Teacher inquiry is the continuous engagement with questions worth asking, wonderings worth pursuing that lead to a greater understanding of how to teach and how children learn.

Inquiry may stem from teachers’ assumptions, identities, and images of teaching and learning. When teachers pose questions worth asking, they do so from an attitude of inquiry, and they see their classrooms as laboratories for wonder and discovery.

Questions worth asking have the power to change us and to cause us to see ourselves and the children we teach in new ways. They engage the mind and the passion of the teacher; encourage wonder about the space between what is known and what is knowable; and allow for possibilities that are neither imagined nor anticipated (Hubbard & Power 2003).

In general, researchable questions must be open ended, suggesting multiple directions and possibilities (Freeman 1998; Hubbard & Power 2003). This means avoiding yes or no questions and questions that have clear boundaries or solutions. In contrast, questions that begin with how or what allow a researcher to describe the process and changes as they emerge.

Researchable questions

  • Are always open ended
  • Are investigative
  • Seek possibilities and multiple responses
  • Enable surprises and epiphanies
  • Assume that knowledge and understanding are constructed
  • Draw out experiences, perspectives, and beliefs             
  • Involve emotion as well as thought.

Teacher research is not an “add on” but a way to build theory through reflection, inquiry, and action and a way to make informed decisions based on data collected from meaningful inquiry. It takes practice, self-monitoring, and awareness to become proficient in asking researchable questions. The support and encouragement of an inquiry group and the willingness to give thoughtful consideration to one’s questions are essential. Throughout teacher research projects, the initial research question may need to be modified continually to create a closer fit with the classroom environment. 

It’s important to think about the following:

  • Am I asking the right question?
  • What other questions may be emerging from my data?
  • Is my question still meaningful, intriguing, worthy of investigation?
  • Is my question more complicated than I had previously thought?
  • Can my question evolve with time and with continued observation and reflection?

We recognise how good we all are at asking deep and meaningful open-ended reflective questions. Every Day Book reflects deep and critical thinking and thought-provoking ideas that give a voice and agency to the children’s ideas and thoughts. We are adept at recognising the comments children make and getting them to reflect deeply about their thinking. 

During the Staff Development Day, educators reflected deeply as a whole group, as well as in breakout groups, on possible questions or wanderings that we could explore as a whole team. After much discussion and reflection, we came up with the following research question:

To understand how children develop a Jewish identity and to start with the research question
“What does it mean to be Jewish?”

We were very excited to begin this project at the start of Term 4. We have been using staff meetings each week to bring the wonderings, thoughts, and ideas of each group to the team, to discuss, share and support each other.

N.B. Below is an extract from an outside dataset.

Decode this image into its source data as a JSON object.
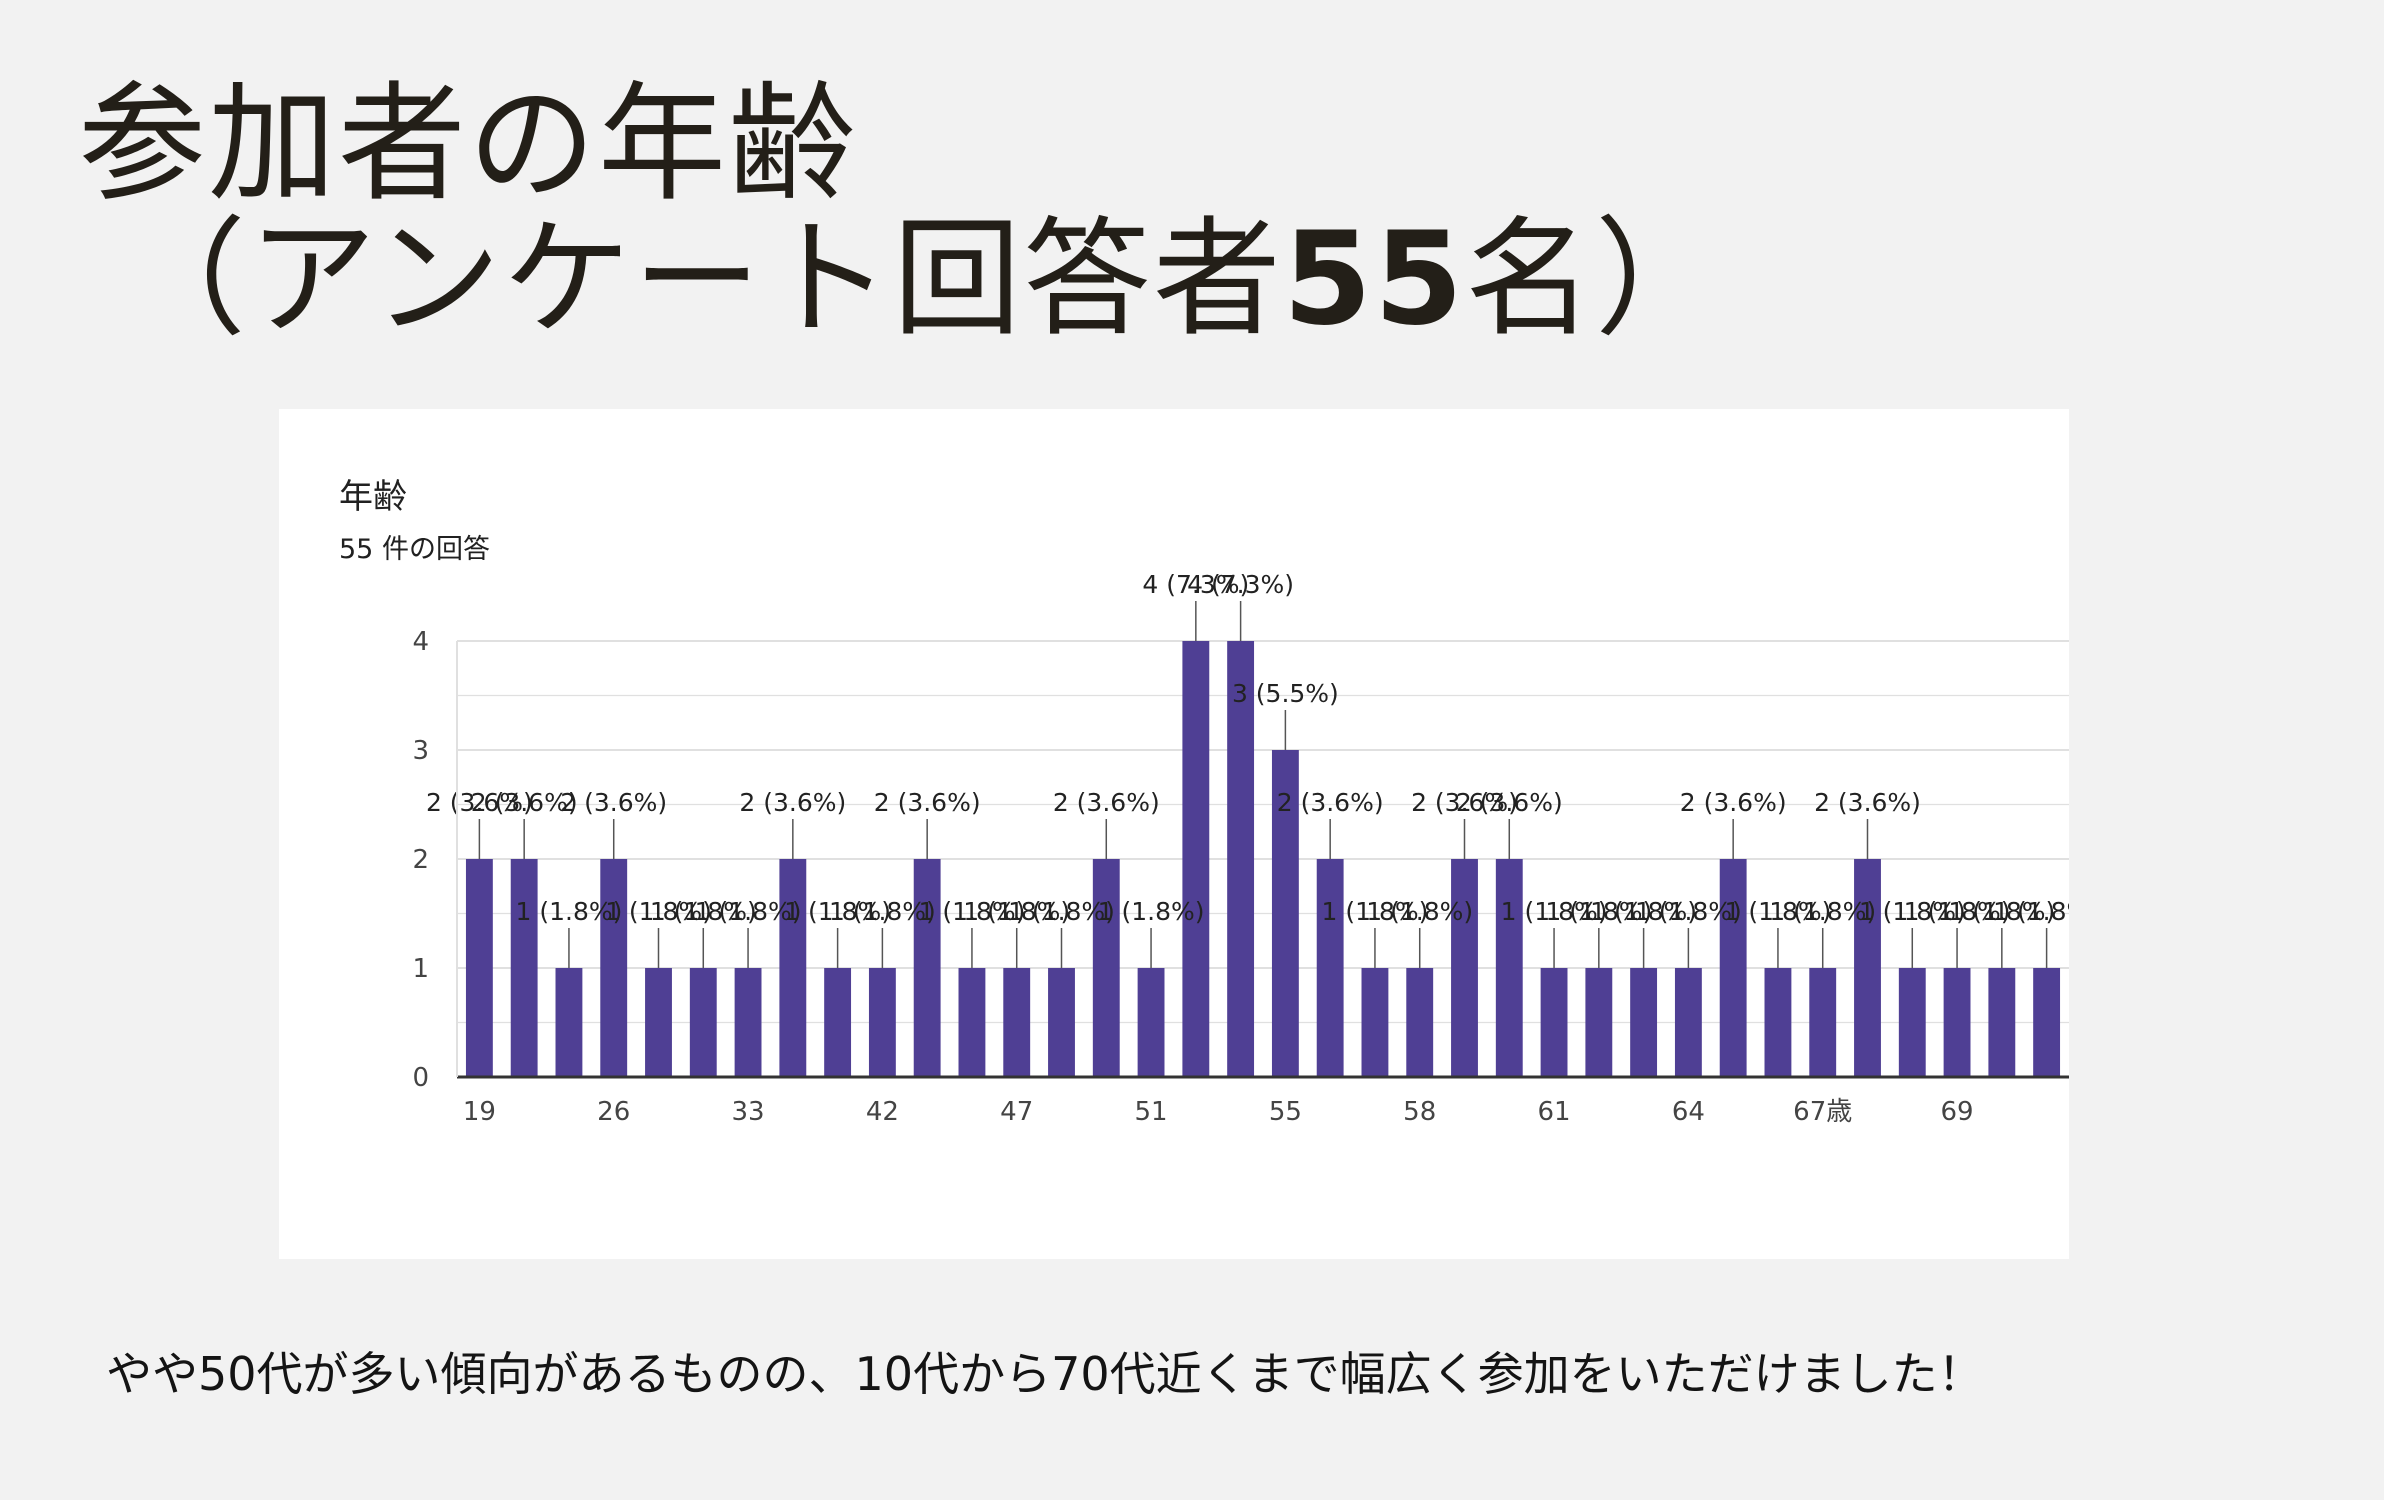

We are very excited at the possibilities this Action Research Project is bringing and the opportunity to collaborate as a whole staff team is extremely powerful and creates many rich possibilities to learn from and with each other. It’s also interesting to see how each group is responding to the research question and how the different age groups of the children, impacts their thinking and understanding. We are also learning so much about the children themselves, and what is important in their own individual families. It is helping us to understand the children on a much deeper level.

Next week, I will share some of the children’s thinking and ideas and some of the work we are doing.

National Bandanna Day

On Friday we collected money for Canteen by all wearing bandannas to support cancer research for young people. Thank you to all the Kornmehl families for all purchasing a bandanna.

Happy Birthday

We wish a very happy birthday to Ava Greenberg (5) and to our special Educator, Lindi Bloch. We hope you all had a wonderful day.